I walk the children to school every morning. The walk to school is a leisurely stroll with frequent stops to examine a bug on the sidewalk, a flowering vine on a fence, or to say hello to a friendly construction worker. The walk home from school is a nice kind of solitary. Often I walk home quickly, anxious to get in a bit of work before it is time to pick the children up again.
One morning last week I was in a particular hurry because I had a dentist appointment that morning and I wanted to give my teeth a post breakfast brushing before heading out. Coincidentally, it was the only morning of the entire school year I forgot to take my phone with me.
It is a fact of life that obstacles appear in your path in direct proportion to your need for hurry. A neighbor doing yard work stopped me for a quick hello as I turned the corner back into our neighborhood. Then, as I turned onto our street and rounded the corner leading to our house a dog bigger than my children came running across the street towards me.
Now I like dogs, and I'm generally quite good with animals.
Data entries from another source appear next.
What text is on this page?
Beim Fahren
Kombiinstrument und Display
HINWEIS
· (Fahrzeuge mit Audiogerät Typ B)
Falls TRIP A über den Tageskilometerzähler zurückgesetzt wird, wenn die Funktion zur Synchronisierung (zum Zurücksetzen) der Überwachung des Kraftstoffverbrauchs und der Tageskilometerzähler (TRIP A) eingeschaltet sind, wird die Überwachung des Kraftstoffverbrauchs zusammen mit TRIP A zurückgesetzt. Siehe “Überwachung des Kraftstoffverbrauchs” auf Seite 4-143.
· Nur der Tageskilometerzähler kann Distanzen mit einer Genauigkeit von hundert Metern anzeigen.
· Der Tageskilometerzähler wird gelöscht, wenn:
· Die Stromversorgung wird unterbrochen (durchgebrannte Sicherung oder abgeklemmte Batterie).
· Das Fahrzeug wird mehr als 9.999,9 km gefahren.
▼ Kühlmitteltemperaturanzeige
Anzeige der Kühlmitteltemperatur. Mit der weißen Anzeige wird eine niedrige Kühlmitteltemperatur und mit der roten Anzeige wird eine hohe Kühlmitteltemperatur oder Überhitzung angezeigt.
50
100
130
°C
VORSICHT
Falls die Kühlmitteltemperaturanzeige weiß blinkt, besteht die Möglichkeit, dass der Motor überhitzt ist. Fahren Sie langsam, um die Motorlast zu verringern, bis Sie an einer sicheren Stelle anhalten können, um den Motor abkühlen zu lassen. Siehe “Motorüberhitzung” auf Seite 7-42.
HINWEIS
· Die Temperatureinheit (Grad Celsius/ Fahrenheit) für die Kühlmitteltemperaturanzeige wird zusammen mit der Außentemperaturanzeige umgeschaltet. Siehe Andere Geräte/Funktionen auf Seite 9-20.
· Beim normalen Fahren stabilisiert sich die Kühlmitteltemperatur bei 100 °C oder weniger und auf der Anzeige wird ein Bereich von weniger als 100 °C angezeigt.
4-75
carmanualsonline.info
This huge, black barking monstrosity was not barking in that happy, excited, pay-attention-to-me kind of barking. Its body language was definitely not the leaping, bouncy come-play-with-me kind of body language. It was coming at me fast accompanied by back-off-my-territory barking and body language. To be honest, I was scared. I backed up, fast! I didn't move fast enough for the dog and it sped up herding me even more aggressively. It backed me up to the corner before moving back to guard the only route to my house.
I didn't know what to do. I didn't have a phone so I couldn't call anyone. I couldn't get home. I was going to be late to my appointment. I considered going though a neighbors backyard and climbing the fence into our backyard. However I'm too short to climb the fence. Even if I did get over it the back door was locked and the front door was guarded by the dog.
I considered knocking on the doors of neighbors on the next street over who might be able drive me past the dog. Thinking of neighbors reminded me of the friendly guy doing yard work. I walked back to the corner and asked him to walk me home. I felt like an eight year old asking for a chaperone. It was embarrassing. "Can you walk me home?" is just not a phrase I expect to be using at this stage in my life. On the other hand I really needed to get home.
As it turns out he knows the neighbors who own the loose dog. He had seen them interact with the dog and knew how to get it to back off. He walked me home and then went to let them know their dog was out.
All in all, it was way more excitement than I needed that morning. Encountering a dog that truly makes you fearful is a humbling experience. I was deeply grateful the children weren't with me.